Stanford Ortho 22

I blogged about this six months ago but I didn't notice the video at that time.  There is a class at Stanford called Anatomy of Movement Ortho 22 that works with the Motion and Gait Analysis Labratory.  Last Winter they worked with Taijiquan master Chen Xiang.  The results in the video are funny.  They seem to have zeroed in on 0.05% of Taijiquan and have succeeded in saying almost nothing.  Hey, that's good science, don't get me wrong.  We have to start somewhere.

Here is the problem for you my dear readers.  What hypothesis about Taijiquan can be tested with this equipment?  Can you propose a better test, or a more relevant hypothesis? What other questions does this inquiry raise?  What evidence would disprove their hypothesis?

I'll get you started:Mass

--Can this much force be generated by this much mass using another method?

--Is his force easier to inhibit at certain locations?  Or is his force continuous despite the fact that his speed is changing?

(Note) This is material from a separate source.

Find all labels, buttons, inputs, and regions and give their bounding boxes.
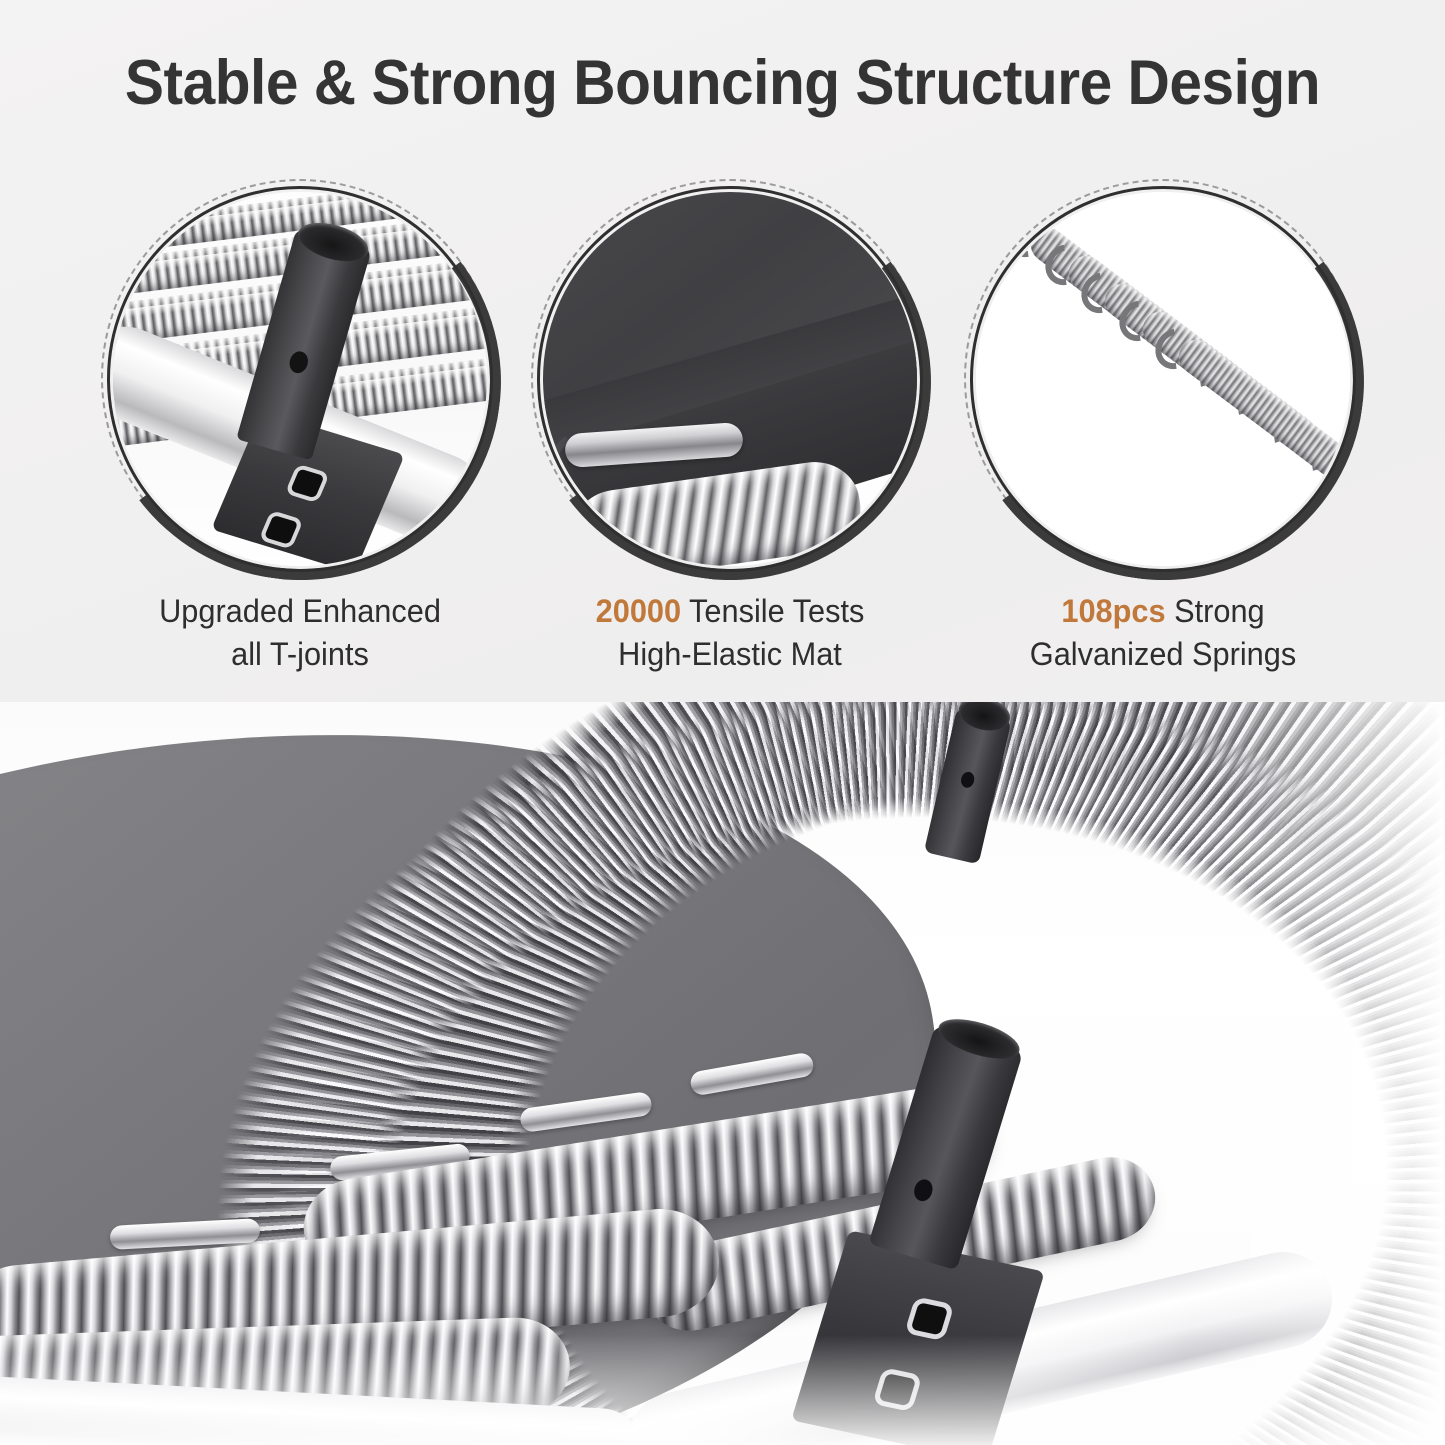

--If he carries a weight in the non-striking hand will it increase his force in the striking hand?  (Fluid dynamics hypothesis).

--Does this sort of power require uniformity of muscle relaxation/tension?  Can it be inhibited by electrically stimulating a random muscle while he is in motion?  Can we get some sensors on a range of muscle groups to see to what degree they are "firing" and in what order?

Note:  I am available for scientific evaluation.